# Divorce Cakes



## RoxyBlue (Oct 6, 2008)

A friend of mine sent these pictures to me and I immediately thought how much they would be enjoyed by all the delightfully demented folks here

So for anyone who may be wondering what to bake for the next divorce party you go to, search no further for inspiration:


----------



## RoxyBlue (Oct 6, 2008)

And a few more:


----------



## trishaanne (Aug 20, 2005)

These are fricken AWESOME!!!!!!!!!! I wish I had seen these when I got divorced, although my divorce was kinda friendly (we even hugged goodbye on the courthouse steps..lol). But, when he's being an ass, these would have been great!


----------



## debbie5 (Mar 2, 2007)

These are great. I have 2 friends (twins)who both got divorced this year in horrible splits (one's hubby ran off with all the furniture, and left her & the 1 year old with no place to sit, eat, etc.)...I might make one of these for our next girls night out, aka "Bible study". I hate working with fondant..might have to think on this one.


----------



## Spooky1 (Aug 25, 2008)

These are a riot, but they almost all seemed biased against the man. I guess guys don't make cakes, they just buy some beer.


----------



## nixie (Sep 17, 2008)

Those are freakin' hilarious! They certainly are a bit biased, but I dare say it's probably the angry ex-wife that would commission one of these. They are funny though!


----------



## jdubbya (Nov 6, 2005)

Ouch!!
Glad there wasn't some graphic Lorena Bobbit cake topper for a cheating husband! I love cake but I'd have to pass on that!


----------



## fick209 (Aug 31, 2009)

Awesome cakes


----------



## RoxyBlue (Oct 6, 2008)

jdubbya said:


> Ouch!!
> Glad there wasn't some graphic Lorena Bobbit cake topper for a cheating husband! I love cake but I'd have to pass on that!


Okay, now I'm going to have THAT picture stuck in my head all day!!:googly:


----------



## Spooklights (Jul 4, 2006)

Spooky1 said:


> These are a riot, but they almost all seemed biased against the man. I guess guys don't make cakes, they just buy some beer.


Well here's your chance, Spooky...let's see your ideas for special labels for bottles of divorce beer! How about pictures of men happily fishing, hunting, golfing, making a big mess, etc, etc....on the beer bottles.


----------



## RoxyBlue (Oct 6, 2008)

Spooklights said:


> Well here's your chance, Spooky...let's see your ideas for special labels for bottles of divorce beer! How about pictures of men happily fishing, hunting, golfing, making a big mess, etc, etc....on the beer bottles.

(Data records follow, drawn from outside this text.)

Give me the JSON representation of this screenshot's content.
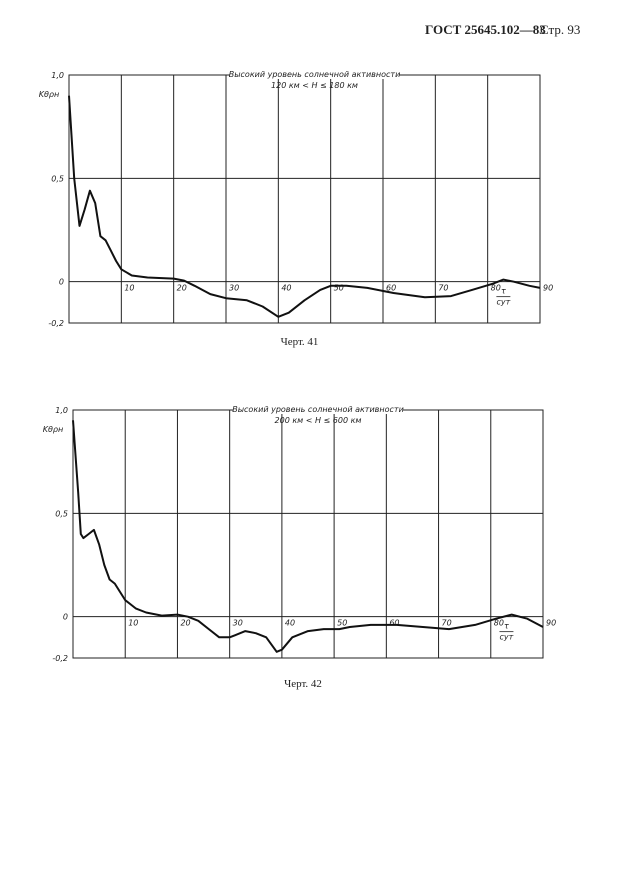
{
  "header": {
    "title": "ГОСТ 25645.102—83",
    "page": "Стр. 93"
  },
  "chart_data": [
    {
      "type": "line",
      "title": "Высокий уровень солнечной активности",
      "subtitle": "120 км < H ≤ 180 км",
      "y_label": "Kθρн",
      "x_label": [
        "τ",
        "сут"
      ],
      "caption": "Черт. 41",
      "xlim": [
        0,
        90
      ],
      "xticks": [
        10,
        20,
        30,
        40,
        50,
        60,
        70,
        80,
        90
      ],
      "ylim": [
        -0.2,
        1
      ],
      "yticks": [
        {
          "value": 1,
          "label": "1,0"
        },
        {
          "value": 0.5,
          "label": "0,5"
        },
        0,
        {
          "value": -0.2,
          "label": "-0,2"
        }
      ],
      "grid": true,
      "color": "#111",
      "x": [
        0,
        1,
        2,
        3,
        4,
        5,
        6,
        7,
        8,
        9,
        10,
        12,
        15,
        20,
        22,
        24,
        27,
        30,
        34,
        37,
        40,
        42,
        45,
        48,
        50,
        53,
        57,
        62,
        68,
        73,
        77,
        81,
        83,
        85,
        88,
        90
      ],
      "values": [
        0.9,
        0.5,
        0.27,
        0.35,
        0.44,
        0.38,
        0.22,
        0.2,
        0.15,
        0.1,
        0.06,
        0.03,
        0.02,
        0.015,
        0.005,
        -0.02,
        -0.06,
        -0.08,
        -0.09,
        -0.12,
        -0.17,
        -0.15,
        -0.09,
        -0.04,
        -0.02,
        -0.02,
        -0.03,
        -0.055,
        -0.075,
        -0.07,
        -0.04,
        -0.01,
        0.01,
        0.0,
        -0.02,
        -0.03
      ]
    },
    {
      "type": "line",
      "title": "Высокий уровень солнечной активности",
      "subtitle": "200 км < H ≤ 600 км",
      "y_label": "Kθρн",
      "x_label": [
        "τ",
        "сут"
      ],
      "caption": "Черт. 42",
      "xlim": [
        0,
        90
      ],
      "xticks": [
        10,
        20,
        30,
        40,
        50,
        60,
        70,
        80,
        90
      ],
      "ylim": [
        -0.2,
        1
      ],
      "yticks": [
        {
          "value": 1,
          "label": "1,0"
        },
        {
          "value": 0.5,
          "label": "0,5"
        },
        0,
        {
          "value": -0.2,
          "label": "-0,2"
        }
      ],
      "grid": true,
      "color": "#111",
      "x": [
        0,
        1,
        1.5,
        2,
        3,
        4,
        5,
        6,
        7,
        8,
        9,
        10,
        12,
        14,
        17,
        20,
        22,
        24,
        26,
        28,
        30,
        31,
        33,
        35,
        37,
        39,
        40,
        42,
        45,
        48,
        51,
        53,
        57,
        62,
        67,
        72,
        77,
        81,
        84,
        87,
        90
      ],
      "values": [
        0.95,
        0.6,
        0.4,
        0.38,
        0.4,
        0.42,
        0.35,
        0.25,
        0.18,
        0.16,
        0.12,
        0.08,
        0.04,
        0.02,
        0.005,
        0.01,
        0.0,
        -0.02,
        -0.06,
        -0.1,
        -0.1,
        -0.09,
        -0.07,
        -0.08,
        -0.1,
        -0.17,
        -0.16,
        -0.1,
        -0.07,
        -0.06,
        -0.06,
        -0.05,
        -0.04,
        -0.04,
        -0.05,
        -0.06,
        -0.04,
        -0.01,
        0.01,
        -0.01,
        -0.05
      ]
    }
  ]
}
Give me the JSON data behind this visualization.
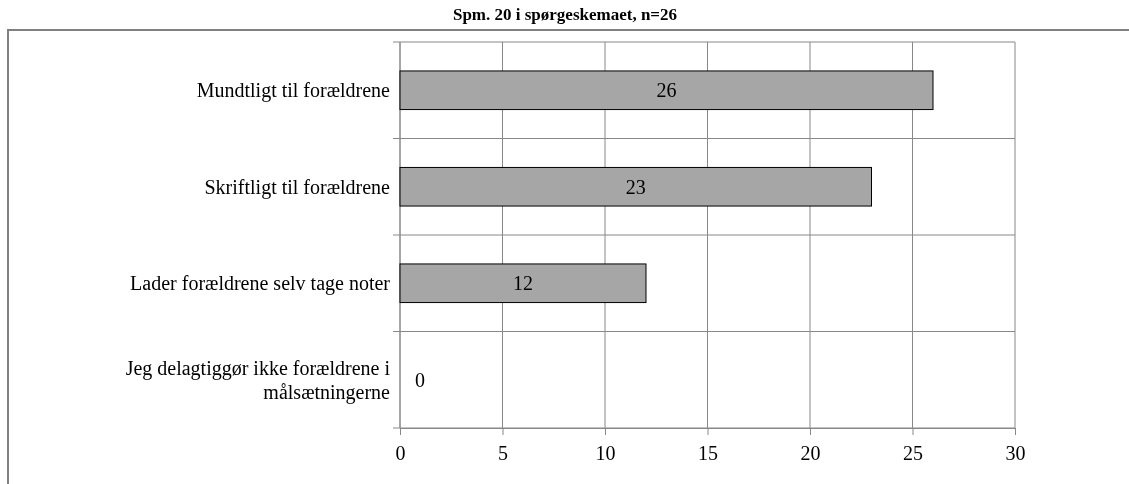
{
  "chart_data": {
    "type": "bar",
    "orientation": "horizontal",
    "title": "Spm. 20 i spørgeskemaet, n=26",
    "categories": [
      "Mundtligt til forældrene",
      "Skriftligt til forældrene",
      "Lader forældrene selv tage noter",
      "Jeg delagtiggør ikke forældrene i målsætningerne"
    ],
    "values": [
      26,
      23,
      12,
      0
    ],
    "color": "#a6a6a6",
    "xlim": [
      0,
      30
    ],
    "xticks": [
      0,
      5,
      10,
      15,
      20,
      25,
      30
    ],
    "grid": true,
    "data_labels": true
  }
}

Made up fact for the day: Excessive beer drinking is a leading cause of divorce, lost fingers among power tool users, and really off-the-wall Halloween props:googly:


----------



## Haunted Bayou (Feb 16, 2007)

You are right, Spooky. I think it has more to do with what a lady is likely to do. Bake a cake and have a girl's night. I think the men will go to Hooters----no cake involved.


----------



## debbie5 (Mar 2, 2007)

Men with girlfriends, a new hot sportscar & midlife crisis...living in the camper trailer in the woods....


----------



## DeathTouch (Sep 6, 2005)

Divorces suck.


----------



## Death's Door (Mar 22, 2006)

Great cakes!!!!!!!!


----------